5. Maintain and update your data governance
Product information is dynamic. New products and technologies are constantly being phased in and out, and your governance policy must be designed to accommodate every change. When you add a new product line you must review the new line’s product information and adapt your existing policies and procedures. This is necessary to ensure that you are continuing to only provide your customers with high-quality information. It’s also important to remove data that has become irrelevant. For example, if a brand no longer exists in your catalog we recommend you delete it from your systems. A large B2B or B2C enterprise selling hundreds of brands at a time could easily end up having dozens of outdated “ghost” brands in their systems after several years if they’re not actively cleansing them from their product catalog.
Clean and complete
Akeneo provides many features that help you cleanse product data and establish governance. The use of attribute options, metrics, prices, and custom and reference entities ensure that only correctly formatted and predetermined values make it to your customers’ eyes.

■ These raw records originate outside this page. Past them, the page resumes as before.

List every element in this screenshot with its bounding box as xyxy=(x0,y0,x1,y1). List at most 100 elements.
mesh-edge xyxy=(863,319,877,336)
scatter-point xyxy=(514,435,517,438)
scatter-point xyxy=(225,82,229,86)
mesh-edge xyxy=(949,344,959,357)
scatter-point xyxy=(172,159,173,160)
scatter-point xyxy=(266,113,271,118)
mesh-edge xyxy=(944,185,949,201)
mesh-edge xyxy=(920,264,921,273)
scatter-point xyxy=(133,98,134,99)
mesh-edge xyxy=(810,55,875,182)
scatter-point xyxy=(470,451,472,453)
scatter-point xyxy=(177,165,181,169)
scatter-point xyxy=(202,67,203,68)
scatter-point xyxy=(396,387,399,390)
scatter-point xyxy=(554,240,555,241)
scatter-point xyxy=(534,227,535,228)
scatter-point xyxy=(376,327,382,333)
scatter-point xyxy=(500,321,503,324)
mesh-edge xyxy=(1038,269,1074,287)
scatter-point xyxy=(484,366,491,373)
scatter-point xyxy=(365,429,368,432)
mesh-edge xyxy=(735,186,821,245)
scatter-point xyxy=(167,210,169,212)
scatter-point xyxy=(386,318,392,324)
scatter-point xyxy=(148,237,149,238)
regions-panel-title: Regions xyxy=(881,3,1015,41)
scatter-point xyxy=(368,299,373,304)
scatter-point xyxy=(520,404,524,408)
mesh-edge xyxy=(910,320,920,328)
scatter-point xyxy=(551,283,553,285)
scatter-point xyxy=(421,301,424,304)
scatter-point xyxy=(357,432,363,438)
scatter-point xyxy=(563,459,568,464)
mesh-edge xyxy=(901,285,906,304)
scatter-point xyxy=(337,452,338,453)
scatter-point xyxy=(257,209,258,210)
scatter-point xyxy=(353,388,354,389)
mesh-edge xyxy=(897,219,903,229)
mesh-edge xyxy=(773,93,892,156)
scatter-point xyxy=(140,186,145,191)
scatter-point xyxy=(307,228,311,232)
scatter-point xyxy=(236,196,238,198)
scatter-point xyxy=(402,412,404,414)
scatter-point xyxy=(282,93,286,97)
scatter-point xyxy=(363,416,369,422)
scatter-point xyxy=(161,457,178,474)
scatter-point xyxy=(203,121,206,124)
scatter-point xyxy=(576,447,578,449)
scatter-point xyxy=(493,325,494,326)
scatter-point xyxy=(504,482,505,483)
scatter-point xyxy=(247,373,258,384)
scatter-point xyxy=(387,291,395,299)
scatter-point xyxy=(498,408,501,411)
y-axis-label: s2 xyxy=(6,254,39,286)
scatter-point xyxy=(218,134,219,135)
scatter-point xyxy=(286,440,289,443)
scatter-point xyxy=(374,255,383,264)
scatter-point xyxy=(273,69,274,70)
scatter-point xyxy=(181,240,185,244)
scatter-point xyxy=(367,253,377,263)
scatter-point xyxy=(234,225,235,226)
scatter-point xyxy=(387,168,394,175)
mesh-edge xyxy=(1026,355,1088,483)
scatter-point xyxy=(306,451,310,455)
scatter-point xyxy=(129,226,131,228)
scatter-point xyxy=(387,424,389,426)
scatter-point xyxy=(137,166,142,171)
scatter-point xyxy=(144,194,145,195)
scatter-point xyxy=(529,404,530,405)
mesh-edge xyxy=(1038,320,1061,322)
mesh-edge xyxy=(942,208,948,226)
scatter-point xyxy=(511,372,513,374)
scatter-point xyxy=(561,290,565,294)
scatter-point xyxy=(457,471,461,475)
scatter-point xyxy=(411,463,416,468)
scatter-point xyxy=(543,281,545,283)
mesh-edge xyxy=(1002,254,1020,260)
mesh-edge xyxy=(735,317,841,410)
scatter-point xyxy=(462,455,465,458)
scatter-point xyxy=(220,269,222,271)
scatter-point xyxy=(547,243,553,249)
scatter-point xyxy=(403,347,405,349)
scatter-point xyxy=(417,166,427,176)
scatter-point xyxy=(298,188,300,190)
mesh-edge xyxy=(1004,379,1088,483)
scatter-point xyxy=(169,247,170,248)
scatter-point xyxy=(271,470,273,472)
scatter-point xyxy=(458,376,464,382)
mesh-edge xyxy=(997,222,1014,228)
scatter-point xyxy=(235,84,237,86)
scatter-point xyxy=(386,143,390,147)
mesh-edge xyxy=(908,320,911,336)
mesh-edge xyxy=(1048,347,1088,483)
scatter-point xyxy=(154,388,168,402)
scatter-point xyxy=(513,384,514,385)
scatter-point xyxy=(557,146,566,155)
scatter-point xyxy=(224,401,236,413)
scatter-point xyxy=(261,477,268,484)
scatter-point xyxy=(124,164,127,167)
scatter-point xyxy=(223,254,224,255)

Completeness is another important Akeneo feature designed to ensure a product isn’t exported to your channels until all important product attributes are filled out. Completeness also helps the business team structure their workflow across channels and locales and is the basis of productivity tools like Projects and Views. The rules engines allow the automatic transformation of data by the PIM based on predetermined business rules, and Proposals are a validation workflow to ensure nothing falls through the cracks.
Finally, Akeneo has recently released two new tools, the Akeneo Onboarder and Ask Franklin. The Onboarder allows suppliers to interface directly with the retailer’s Akeneo environment and provide data in a predetermined format. Franklin, meanwhile, utilizes AI and machine learning to provide technical product information about your products, and can also directly interface with Akeneo.
There are also options outside of Akeneo that can be used in conjunction with the PIM to help ensure data quality. Developers can write scripts and utilize regular expressions in their language of choice (PHP, Java, Ruby, Python, etc.) to parse relevant data and cleanse it based on pre-established business logic. Customers can also use more traditional means to fix their data issues, such as emailing or calling a supplier or other internal teams directly and requesting better data.
Iterate to Great
It’s important to remember that it may be unrealistic or even impossible to correct all of this information in a single effort. Instead, it’s best to take an iterative approach. A PIM implementation is a great opportunity to start the process; during this migration, you can focus on the most critical data issues and establish governance using Akeneo’s many available features in the PIM. Once live, you can then progressively work towards improving your data by assigning your product team small side projects around certain attributes or parts of the product catalog.
It’s easy to get caught up on the latest new technologies surrounding the ecommerce space, but it’s important to remember that these new technologies are ultimately just tools. A new tool may dazzle your customers with how it presents your products, but if there’s no effective data governance policy in place your customers will still be seeing the same inaccurate or missing information that could impact their purchase decision.